Significa mais. Significa que o Estado abrirá mão de seu dever constitucional para abandonar gerações e jogar seu futuro nas mãos de fundos de pensão, que, efetivamente, são rentistas e especuladores.
Muitos países já reverteram o sistema da Previdência. Aqui perto há dois exemplos opostos. A Bolívia, que cresce continuadamente, atribui parte desse crescimento ao aporte de recursos no mercado interno via Previdência pública. O exemplo negativo é o Chile, onde o regime privatista lesa gravemente jubilados e a economia local.
Quando, no início da ditadura, se eliminou a estabilidade no emprego, por meio do FGTS, o regime garantiu os recursos dos trabalhadores. O modelo proposto por Guedes, e endossado por Bolsonaro, nada garante aos futuros jubilados.
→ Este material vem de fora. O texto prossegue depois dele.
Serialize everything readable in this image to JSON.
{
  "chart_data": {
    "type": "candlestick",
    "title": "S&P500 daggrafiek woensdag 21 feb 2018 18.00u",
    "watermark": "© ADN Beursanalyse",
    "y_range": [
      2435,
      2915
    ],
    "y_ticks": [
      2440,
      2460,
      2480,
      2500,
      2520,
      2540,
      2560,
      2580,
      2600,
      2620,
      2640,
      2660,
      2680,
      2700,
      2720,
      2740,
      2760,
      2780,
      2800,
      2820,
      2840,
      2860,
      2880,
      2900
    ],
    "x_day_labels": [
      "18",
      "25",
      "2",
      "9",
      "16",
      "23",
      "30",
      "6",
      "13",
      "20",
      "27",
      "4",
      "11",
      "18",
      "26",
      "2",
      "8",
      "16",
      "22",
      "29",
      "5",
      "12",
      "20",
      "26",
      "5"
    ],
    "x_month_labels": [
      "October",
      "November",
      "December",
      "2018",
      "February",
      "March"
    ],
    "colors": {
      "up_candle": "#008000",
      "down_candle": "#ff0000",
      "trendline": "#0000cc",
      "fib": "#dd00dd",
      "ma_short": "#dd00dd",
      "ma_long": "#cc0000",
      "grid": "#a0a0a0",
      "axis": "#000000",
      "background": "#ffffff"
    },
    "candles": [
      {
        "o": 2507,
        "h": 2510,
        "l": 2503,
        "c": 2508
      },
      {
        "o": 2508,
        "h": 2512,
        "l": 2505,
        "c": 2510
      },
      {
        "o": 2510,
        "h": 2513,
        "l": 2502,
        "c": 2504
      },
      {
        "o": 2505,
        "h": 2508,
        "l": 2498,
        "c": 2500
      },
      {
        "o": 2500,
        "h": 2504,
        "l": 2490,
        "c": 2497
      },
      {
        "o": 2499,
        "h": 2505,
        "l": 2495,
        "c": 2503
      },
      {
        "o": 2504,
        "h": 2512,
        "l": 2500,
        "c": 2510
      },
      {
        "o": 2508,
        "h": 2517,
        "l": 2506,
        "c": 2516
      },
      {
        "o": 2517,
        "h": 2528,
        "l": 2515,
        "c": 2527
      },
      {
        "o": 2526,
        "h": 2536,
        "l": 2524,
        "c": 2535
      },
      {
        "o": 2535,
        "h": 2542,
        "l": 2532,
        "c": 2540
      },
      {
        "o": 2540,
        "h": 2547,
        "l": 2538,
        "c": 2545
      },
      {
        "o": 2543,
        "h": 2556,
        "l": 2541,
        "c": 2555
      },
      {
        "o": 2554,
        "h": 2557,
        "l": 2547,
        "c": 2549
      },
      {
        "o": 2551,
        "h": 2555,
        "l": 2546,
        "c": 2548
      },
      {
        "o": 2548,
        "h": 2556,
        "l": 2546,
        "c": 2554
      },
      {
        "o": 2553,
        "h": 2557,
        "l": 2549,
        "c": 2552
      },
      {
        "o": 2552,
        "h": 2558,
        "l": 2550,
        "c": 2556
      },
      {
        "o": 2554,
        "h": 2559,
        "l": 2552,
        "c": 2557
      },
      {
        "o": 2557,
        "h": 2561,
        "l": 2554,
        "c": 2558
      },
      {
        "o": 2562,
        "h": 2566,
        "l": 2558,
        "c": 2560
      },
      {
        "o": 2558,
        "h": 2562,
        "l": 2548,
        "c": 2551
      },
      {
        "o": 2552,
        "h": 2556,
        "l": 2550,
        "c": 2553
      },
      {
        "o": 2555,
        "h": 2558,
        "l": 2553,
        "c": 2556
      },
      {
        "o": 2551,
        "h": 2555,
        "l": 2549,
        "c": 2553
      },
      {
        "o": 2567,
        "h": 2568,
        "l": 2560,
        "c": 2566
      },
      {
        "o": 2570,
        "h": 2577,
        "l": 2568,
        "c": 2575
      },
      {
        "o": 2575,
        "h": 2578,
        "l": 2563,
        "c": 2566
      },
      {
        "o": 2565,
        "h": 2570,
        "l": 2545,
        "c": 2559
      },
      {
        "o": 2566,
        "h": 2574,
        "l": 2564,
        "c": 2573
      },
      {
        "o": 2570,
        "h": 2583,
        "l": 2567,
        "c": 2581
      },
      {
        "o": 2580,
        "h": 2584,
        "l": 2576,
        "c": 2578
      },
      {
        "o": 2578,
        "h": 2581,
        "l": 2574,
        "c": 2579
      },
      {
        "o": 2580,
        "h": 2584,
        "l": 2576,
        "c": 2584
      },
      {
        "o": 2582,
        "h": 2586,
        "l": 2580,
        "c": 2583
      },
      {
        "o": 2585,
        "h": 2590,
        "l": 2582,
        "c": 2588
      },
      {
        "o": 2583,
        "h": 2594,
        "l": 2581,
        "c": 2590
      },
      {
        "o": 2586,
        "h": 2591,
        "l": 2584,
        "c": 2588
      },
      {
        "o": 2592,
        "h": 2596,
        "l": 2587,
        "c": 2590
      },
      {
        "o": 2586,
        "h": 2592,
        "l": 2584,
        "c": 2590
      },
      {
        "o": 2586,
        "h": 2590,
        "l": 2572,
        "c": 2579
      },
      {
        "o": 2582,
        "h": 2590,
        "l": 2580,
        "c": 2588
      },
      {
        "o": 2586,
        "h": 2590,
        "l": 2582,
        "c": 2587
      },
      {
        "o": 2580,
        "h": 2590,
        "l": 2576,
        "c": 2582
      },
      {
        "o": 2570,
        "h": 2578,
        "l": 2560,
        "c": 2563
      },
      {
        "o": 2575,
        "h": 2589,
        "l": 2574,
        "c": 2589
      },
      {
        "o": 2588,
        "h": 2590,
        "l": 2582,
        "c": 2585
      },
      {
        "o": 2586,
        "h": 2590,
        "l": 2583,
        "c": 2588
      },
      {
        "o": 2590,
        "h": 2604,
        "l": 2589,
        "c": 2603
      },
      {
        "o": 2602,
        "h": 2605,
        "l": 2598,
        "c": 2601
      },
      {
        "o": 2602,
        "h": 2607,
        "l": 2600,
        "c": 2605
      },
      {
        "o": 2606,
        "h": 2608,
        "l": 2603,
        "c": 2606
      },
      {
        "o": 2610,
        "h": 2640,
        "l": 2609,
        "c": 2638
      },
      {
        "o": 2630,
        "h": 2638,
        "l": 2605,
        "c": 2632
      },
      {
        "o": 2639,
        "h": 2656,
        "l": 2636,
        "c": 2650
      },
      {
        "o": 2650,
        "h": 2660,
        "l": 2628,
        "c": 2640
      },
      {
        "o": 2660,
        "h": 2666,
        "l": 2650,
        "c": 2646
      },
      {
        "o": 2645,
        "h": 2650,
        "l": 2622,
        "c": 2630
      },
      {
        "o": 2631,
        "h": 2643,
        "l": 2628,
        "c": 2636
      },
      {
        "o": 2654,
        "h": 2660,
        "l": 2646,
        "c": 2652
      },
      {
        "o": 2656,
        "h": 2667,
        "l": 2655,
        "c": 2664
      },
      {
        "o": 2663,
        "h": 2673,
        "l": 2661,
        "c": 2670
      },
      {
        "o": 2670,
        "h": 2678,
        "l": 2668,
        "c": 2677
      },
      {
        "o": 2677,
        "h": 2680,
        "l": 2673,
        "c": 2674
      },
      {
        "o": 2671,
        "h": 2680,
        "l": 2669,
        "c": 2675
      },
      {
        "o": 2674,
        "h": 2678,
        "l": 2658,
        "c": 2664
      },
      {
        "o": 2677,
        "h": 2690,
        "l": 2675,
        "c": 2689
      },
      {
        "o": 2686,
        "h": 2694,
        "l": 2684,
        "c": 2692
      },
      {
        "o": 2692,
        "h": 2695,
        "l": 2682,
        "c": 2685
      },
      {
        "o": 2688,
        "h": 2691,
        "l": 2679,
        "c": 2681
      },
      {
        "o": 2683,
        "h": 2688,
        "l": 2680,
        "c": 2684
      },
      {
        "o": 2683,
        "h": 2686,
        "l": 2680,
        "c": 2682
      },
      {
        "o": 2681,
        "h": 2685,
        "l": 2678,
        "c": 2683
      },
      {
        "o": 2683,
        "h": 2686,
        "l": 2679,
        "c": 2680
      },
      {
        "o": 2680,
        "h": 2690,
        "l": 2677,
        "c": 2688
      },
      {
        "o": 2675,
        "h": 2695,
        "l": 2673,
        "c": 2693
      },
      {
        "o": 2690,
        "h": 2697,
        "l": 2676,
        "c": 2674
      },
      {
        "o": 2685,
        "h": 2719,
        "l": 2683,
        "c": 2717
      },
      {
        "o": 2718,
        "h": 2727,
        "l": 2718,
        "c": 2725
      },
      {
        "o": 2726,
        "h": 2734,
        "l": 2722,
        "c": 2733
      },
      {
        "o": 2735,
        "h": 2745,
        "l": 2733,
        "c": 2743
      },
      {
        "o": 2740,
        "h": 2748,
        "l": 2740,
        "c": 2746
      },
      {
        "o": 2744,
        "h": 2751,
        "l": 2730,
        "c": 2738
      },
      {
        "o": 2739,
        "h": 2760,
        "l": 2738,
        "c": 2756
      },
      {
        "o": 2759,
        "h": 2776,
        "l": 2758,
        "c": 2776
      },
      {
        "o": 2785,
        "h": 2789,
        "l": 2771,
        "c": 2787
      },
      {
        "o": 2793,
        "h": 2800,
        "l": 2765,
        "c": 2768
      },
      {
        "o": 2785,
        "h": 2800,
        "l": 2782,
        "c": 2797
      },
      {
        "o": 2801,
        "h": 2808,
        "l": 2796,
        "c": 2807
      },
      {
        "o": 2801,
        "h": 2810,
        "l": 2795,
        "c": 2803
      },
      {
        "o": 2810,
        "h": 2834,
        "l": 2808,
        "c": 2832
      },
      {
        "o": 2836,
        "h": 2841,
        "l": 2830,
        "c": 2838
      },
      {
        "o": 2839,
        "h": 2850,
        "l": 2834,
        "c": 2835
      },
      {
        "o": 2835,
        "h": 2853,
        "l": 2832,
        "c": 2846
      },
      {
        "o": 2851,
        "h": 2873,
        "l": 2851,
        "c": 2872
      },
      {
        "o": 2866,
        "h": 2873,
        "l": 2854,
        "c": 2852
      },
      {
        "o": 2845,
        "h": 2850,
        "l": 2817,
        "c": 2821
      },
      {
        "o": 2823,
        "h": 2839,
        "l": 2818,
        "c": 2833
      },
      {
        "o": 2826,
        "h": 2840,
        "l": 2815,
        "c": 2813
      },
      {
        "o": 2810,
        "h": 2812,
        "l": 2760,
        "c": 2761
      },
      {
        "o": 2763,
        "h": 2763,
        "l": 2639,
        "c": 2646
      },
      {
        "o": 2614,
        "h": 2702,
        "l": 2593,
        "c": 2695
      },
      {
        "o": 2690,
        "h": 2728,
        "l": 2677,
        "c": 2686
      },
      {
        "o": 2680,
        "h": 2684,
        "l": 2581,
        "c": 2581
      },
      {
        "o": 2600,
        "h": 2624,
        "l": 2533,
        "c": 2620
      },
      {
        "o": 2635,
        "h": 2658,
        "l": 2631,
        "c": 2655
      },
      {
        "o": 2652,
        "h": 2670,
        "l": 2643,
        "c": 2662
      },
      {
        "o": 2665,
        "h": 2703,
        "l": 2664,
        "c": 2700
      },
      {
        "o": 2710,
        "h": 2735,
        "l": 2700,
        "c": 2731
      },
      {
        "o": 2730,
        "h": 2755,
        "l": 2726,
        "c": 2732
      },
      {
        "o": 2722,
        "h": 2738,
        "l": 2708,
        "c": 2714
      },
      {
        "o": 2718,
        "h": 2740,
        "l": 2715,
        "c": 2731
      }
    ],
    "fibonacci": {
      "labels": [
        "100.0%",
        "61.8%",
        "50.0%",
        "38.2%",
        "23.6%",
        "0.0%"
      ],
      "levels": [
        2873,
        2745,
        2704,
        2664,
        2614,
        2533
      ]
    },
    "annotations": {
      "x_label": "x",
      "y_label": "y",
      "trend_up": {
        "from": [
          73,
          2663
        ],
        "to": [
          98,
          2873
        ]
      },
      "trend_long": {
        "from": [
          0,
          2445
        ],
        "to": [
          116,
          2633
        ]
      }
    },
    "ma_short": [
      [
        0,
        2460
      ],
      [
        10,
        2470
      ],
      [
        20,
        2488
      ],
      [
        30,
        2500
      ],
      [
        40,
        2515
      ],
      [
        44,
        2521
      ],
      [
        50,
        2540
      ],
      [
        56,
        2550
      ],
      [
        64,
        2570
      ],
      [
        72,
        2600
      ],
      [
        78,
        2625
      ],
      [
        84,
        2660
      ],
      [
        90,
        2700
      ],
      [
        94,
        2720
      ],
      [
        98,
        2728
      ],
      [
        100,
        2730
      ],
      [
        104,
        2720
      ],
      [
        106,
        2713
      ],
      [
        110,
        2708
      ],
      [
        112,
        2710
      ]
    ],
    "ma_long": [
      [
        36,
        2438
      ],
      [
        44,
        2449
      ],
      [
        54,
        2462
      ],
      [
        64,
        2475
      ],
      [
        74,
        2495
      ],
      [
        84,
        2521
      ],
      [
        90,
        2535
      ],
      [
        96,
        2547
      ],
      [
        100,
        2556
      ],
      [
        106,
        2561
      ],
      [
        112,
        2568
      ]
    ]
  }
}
O mais grave é que transfere imensas somas a fundos privados, sem garantia de que estes pagarão os proventos.
No Chile, informa Leonardo Severo, jornalista que viajou ao país e escreveu série de matérias sobre a capitalização, as pessoas recebem entre 25 e 30% do que a propaganda privatista de Pinochet lhes prometia. O suicídio de idosos disparou, a miséria cresceu e muitos têm de trabalhar acima dos 70 anos. Um casal entrevistado, ambulantes idosos, pega às 7 da manhã e para às 19 horas, “de lunes até sábado”.
Setores sindicais se iludem em pegar carona no regime de capitalização, vendo, nisso, uma forma de custear as Centrais Sindicais. Eu digo: fechem todas as Centrais se o custo de existirem for vender a dignidade de um único brasileiro, velho ou jovem.
Ninguém, afora os incautos, desconhece o poder do capital financeiro, sua capacidade de fazer amigos ou de influenciar pessoas e governos. Mas, alto lá: tudo tem limite. Ceder à privatização significa aceitar o desmanche da ordem social, conforme reza a Constituição, segundo a qual a Seguridade é pilar dessa ordem.
Quando a ordem sai de cena, em seu lugar entra a desordem. Quando um povo se desorganiza, um bando toma seu lugar. O Estado, forte e ativo, é a grande construção da civilização moderna. Seu desmonte libera a barbárie, a exclusão, o atraso e a humilhação coletiva.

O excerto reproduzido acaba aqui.